The biggest mammary cancer causing carcinogens in our environment are gasoline and chemicals such as benzene and butadiene, which are formed by combustion. These can be found in your car, cigarettes, and even charred food. Every day we fuel our cars to come home from work, grill some steaks, and even may de-stress with a cigarette. While smoking is the leading cause for lung cancer, these other sources of carcinogens are also polluting our air and bodies, and could be slowly harming you.

Women pile on beauty products that contain synthetic chemicals that have been linked to cancer. These chemicals—which are commonly used to clean industrial equipment and stabilize pesticides—are exposed into not only your skin, but also the environment, as the rates of breast cancer continue to rise.

“Unfortunately, the link between toxic chemicals and breast cancer has largely been ignored. Reducing chemical exposures could save many, many women’s lives,” co-author of the study, Julia Brody stated. “Every woman in America has been exposed to chemicals that may increase her risk of getting breast cancer.”

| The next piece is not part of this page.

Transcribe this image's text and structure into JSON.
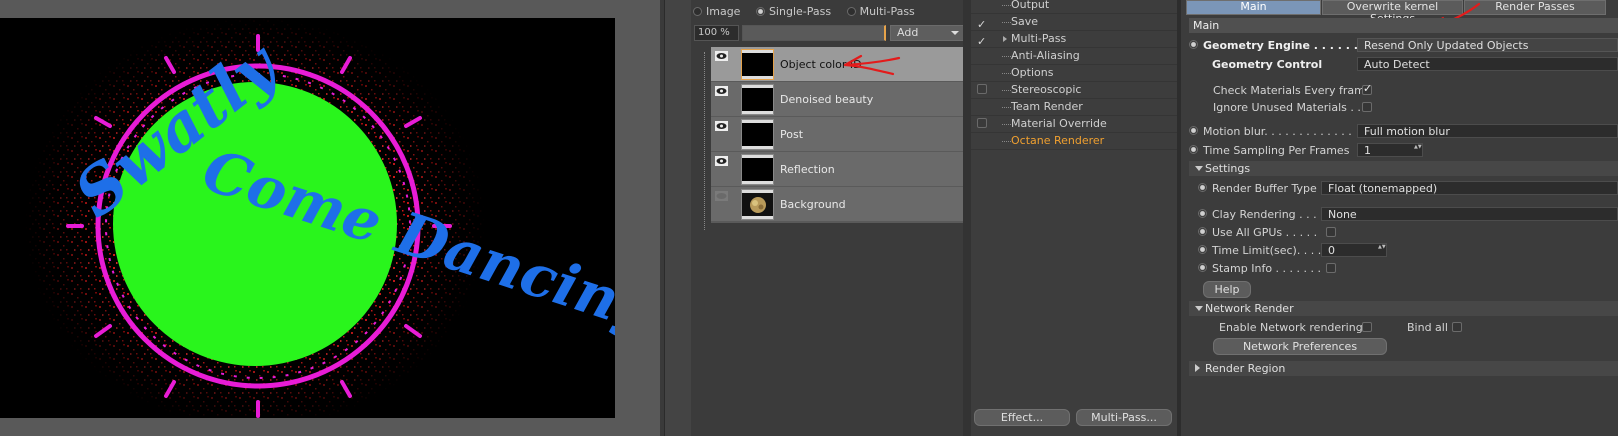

Breast cancer is the leading cause of death of American women aged in their late 30s to their early 50s.  You could be at risk for breast cancer if the disease runs in your family, if you have gained weight, especially after menopause, if you do not get enough exercise, and if you frequently drink alcohol and smoke cigarettes. Combination hormone replacement therapy and combination contraceptives could also put you at risk.

The toxicology results from the study showed the chemicals caused cell mutations and increased mammary tumors in the rodents after exposure to many chemicals used in industry and consumer products and found in air and water.
“Although the strength of the evidence linking these chemicals to breast cancer varies, most of them also show evidence of genotoxicity and tumors at other sites, strengthening the case that they may be carcinogenic in humans,” researchers stated in the study.

The study recommended seven ways you could avoid these cancer-causing chemicals:

•    Avoid overexposure from car exhaust or generators, and don’t leave your car running when not driving. Instead of lawn maintenance equipment that are fueled by gas, opt for electric-powered options.
•    Always use a fan when cooking and limit the burned and charred food you cook for yourself and the family.
•    Never buy furniture with polyurethane foam.
•    You should also refrain from buying stain-resistant rugs, furniture and fabrics.
•    Use PERC (perchloroethylene) free dry-cleaner, and ask for “wet cleaning.”
•    Always drink carbon-blocked water that has been filtered.
•    Take your shoes off at the door to avoid chemicals from making a house inside your home. When cleaning, vacuum with a HEPA (high-efficiency particulate air) filter. Clean with wet rags and mops.


“This information will guide efforts to reduce exposure to chemicals linked to breast cancer, and help researchers study how women are being affected,” Rudel stated.
The Avon Foundation, the leading corporate supporter of breast cancer prevention and treatment, funded the study conducted by scientists who focus on the environment and the impact on women’s health. In 2013, the Avon Breast Cancer Crusade raised and donated more than $815 million to breast cancer programs globally.

According to the American Cancer Society, the global economic cost of disability and death caused by breast cancer is $88 billion per year.

“This list and these tools of measurement methods can help direct programs to look for exposures that may be really important for breast cancer,” Rudel said. “Who is highly exposed, are there certain occupations, are there certain age groups, and certain parts of the country?”

The National Institutes of Health plans to use the study’s recommendations on 50,000 women in its study on the causes of breast cancer.